Inizialmente criticato e additato con sprezzo dai fervidi sostenitori dell’animosità borghese, “Les glaneuses” (“Le spigolatrici”) ricevette i dovuti onori soltanto con l’avvento della Prima Guerra Mondiale, divenendo addirittura simbolo del fiero patriottismo francese. Pur avendo immortalato le “tre Grazie dei poveri”, quindi, Jean-François Millet ottenne comunque soddisfazione, quasi avesse dipinto una nuova, moderna, “Primavera”.

Il sole si sta alzando.

Presto, il campo si trasformerà in un rovente forno dorato.

Ho la schiena a pezzi e le dita intorpidite.

Non è vero che, con il tempo, ci si abitua.

Non ci si abitua mai, alla fatica.

A maggior ragione, se il sole è tuo nemico e tu non sei più una ragazzetta tutta gambe ed euforia.

Ricordo quando, da bambina, correvo a perdifiato tra le spighe di granturco, le guance arrossate, le trecce disfatte e il petto in fiamme. Piroettavo sul sentiero come una ballerina dell’Opéra di Parigi e guardavo il cielo azzurro immaginando di essere altrove.

Anche adesso immagino di essere altrove.

La differenza è che ho la faccia rivolta a terra e che, più che somigliare a una ballerina dell’Opéra, sembro una vacca appesantita e annoiata dalla monotonia della vita.

Non ballo più.

Piuttosto arranco.

E incespico negli zoccoli.

Alphonsine e Félicie sono mie sosia; siamo talmente uguali che il padrone, altero sul suo cavallo come un napoleone, non riconoscerebbe l’una dall’altra.

E come potrebbe?!

Ai suoi occhi, siamo delle miserabili dalla cuffietta e dal grembiule rattoppati.

Nient’altro.

Che io abbia la camiciola rosa e Félicie la gonna azzurra, poco importa. Restiamo sempre povere contadine dalla schiena rotta e dai sogni infranti.

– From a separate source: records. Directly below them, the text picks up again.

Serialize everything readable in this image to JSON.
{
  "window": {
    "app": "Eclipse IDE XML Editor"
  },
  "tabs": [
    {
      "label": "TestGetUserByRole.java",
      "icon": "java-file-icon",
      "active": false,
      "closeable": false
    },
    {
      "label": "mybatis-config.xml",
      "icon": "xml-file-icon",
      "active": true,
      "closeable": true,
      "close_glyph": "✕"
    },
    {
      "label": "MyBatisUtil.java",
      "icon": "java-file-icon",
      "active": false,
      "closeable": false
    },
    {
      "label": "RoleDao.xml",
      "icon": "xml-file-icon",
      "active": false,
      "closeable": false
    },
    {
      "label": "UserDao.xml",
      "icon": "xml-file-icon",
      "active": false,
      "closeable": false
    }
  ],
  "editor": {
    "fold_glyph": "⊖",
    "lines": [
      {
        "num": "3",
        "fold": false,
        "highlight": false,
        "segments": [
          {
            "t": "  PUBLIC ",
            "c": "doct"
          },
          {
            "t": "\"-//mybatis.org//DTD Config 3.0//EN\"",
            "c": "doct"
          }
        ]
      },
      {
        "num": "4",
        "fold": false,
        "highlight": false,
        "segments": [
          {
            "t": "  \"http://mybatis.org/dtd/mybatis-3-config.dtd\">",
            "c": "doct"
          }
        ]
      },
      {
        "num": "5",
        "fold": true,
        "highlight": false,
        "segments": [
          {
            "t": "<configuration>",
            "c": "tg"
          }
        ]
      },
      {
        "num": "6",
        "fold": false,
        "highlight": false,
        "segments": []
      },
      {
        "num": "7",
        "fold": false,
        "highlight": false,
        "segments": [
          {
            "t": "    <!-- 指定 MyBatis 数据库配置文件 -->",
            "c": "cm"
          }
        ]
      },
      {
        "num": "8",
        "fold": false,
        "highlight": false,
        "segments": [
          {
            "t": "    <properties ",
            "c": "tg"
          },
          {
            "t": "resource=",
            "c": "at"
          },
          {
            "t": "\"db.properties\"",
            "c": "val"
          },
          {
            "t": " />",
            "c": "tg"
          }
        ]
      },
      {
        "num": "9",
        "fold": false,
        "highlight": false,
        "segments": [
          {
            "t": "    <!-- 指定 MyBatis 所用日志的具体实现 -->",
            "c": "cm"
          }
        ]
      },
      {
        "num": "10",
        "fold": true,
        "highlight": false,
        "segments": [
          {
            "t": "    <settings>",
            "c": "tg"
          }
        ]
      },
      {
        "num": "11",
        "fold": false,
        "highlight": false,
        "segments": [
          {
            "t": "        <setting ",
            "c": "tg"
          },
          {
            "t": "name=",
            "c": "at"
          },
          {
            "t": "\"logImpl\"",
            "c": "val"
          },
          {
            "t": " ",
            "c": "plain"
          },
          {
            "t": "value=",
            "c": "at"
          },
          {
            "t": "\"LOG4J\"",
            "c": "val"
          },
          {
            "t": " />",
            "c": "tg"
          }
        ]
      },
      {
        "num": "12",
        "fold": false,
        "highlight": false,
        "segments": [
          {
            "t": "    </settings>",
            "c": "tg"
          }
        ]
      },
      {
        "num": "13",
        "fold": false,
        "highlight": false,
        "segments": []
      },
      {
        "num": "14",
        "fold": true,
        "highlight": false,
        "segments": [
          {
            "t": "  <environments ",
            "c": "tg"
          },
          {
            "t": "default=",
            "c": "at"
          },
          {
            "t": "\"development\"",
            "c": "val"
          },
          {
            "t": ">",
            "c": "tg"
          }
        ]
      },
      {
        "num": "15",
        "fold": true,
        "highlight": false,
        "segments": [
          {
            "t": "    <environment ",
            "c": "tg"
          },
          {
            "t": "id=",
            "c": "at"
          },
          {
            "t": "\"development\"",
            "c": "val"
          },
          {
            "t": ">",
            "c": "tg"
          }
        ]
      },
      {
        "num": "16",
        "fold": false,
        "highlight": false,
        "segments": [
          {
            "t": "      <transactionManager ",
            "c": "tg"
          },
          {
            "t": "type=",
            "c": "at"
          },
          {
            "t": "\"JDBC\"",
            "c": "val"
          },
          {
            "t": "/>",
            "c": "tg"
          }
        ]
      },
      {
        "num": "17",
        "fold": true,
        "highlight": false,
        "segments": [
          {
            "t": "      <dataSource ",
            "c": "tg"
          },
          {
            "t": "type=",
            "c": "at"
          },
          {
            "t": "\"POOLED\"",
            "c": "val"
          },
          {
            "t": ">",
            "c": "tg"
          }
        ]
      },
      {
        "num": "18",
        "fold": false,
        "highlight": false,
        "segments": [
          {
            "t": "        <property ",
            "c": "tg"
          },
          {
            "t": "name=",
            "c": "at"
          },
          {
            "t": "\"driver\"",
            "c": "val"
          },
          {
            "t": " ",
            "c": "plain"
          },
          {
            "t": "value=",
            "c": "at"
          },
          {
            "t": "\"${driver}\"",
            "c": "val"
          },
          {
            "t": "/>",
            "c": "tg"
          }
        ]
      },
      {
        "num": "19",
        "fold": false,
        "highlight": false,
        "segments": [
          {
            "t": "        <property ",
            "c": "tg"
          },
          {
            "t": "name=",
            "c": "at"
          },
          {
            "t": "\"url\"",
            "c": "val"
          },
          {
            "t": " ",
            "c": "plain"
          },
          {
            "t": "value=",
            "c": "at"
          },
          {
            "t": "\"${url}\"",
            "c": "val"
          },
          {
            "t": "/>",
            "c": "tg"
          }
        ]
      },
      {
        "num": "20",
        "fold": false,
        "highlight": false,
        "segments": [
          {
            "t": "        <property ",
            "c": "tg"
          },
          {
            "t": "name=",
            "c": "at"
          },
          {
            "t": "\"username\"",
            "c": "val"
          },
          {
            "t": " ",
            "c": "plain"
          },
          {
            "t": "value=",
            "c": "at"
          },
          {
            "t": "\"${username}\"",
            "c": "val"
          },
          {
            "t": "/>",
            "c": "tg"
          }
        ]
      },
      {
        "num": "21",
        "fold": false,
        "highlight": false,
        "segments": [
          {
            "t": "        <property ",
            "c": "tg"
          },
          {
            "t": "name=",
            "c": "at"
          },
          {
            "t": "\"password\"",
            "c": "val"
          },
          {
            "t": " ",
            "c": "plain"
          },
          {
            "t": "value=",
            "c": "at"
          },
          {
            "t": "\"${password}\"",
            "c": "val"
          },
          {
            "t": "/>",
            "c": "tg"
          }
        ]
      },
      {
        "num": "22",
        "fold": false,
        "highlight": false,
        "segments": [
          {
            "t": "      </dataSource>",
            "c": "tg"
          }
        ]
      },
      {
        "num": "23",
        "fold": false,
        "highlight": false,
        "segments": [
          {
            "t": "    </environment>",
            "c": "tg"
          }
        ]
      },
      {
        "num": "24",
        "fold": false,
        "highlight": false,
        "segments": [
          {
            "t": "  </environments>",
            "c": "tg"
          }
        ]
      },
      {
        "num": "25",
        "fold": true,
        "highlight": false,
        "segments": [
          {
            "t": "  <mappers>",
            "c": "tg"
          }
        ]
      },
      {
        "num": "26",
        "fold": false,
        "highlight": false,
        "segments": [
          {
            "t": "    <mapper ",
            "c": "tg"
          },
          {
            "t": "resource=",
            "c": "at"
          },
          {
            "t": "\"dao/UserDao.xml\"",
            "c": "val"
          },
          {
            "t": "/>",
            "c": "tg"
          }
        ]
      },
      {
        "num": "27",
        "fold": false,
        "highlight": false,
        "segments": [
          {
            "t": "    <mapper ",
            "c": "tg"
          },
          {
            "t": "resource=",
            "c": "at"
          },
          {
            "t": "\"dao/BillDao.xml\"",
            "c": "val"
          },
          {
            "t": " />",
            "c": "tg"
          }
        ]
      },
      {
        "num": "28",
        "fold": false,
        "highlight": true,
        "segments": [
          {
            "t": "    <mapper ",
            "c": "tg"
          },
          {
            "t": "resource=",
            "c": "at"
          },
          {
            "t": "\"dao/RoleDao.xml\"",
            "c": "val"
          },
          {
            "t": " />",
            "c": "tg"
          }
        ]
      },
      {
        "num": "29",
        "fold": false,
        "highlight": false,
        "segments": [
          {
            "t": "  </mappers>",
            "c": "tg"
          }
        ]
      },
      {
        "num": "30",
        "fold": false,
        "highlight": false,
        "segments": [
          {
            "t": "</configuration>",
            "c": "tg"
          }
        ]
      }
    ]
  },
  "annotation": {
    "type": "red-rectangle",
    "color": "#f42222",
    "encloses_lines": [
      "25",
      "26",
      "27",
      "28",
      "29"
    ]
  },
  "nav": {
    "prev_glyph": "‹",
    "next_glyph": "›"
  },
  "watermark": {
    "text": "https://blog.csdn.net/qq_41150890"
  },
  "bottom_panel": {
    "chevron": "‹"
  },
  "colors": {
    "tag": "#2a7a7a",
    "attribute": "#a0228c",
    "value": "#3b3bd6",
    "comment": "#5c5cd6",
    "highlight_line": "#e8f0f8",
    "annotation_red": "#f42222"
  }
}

Già ho detto che mi sarebbe piaciuto danzare.

Tuttavia, non sono un animo pretenzioso; mi sarei accontentata di qualsiasi lavoro onesto, purché mi permettesse di avere la coscienza pulita e un tetto sopra la testa.

Non che ora abbia la reputazione sporca o non possieda un posto a cui fare ritorno la sera.

Ho un marito che mi ama e tre figlie che adoro… E la nostra casa è piccola, sì, ma accogliente.

Alle mie bambine, però, augurerei un destino diverso.

Augurerei loro di venire, un giorno, raffigurate in un quadro come le tre Grazie di Botticelli.

E non come le tre spigolatrici di Millet.

Jean-François Millet, Le spigolatrici, 1857. Olio su tela, 83,5×111 cm. Parigi, Musée d’Orsay.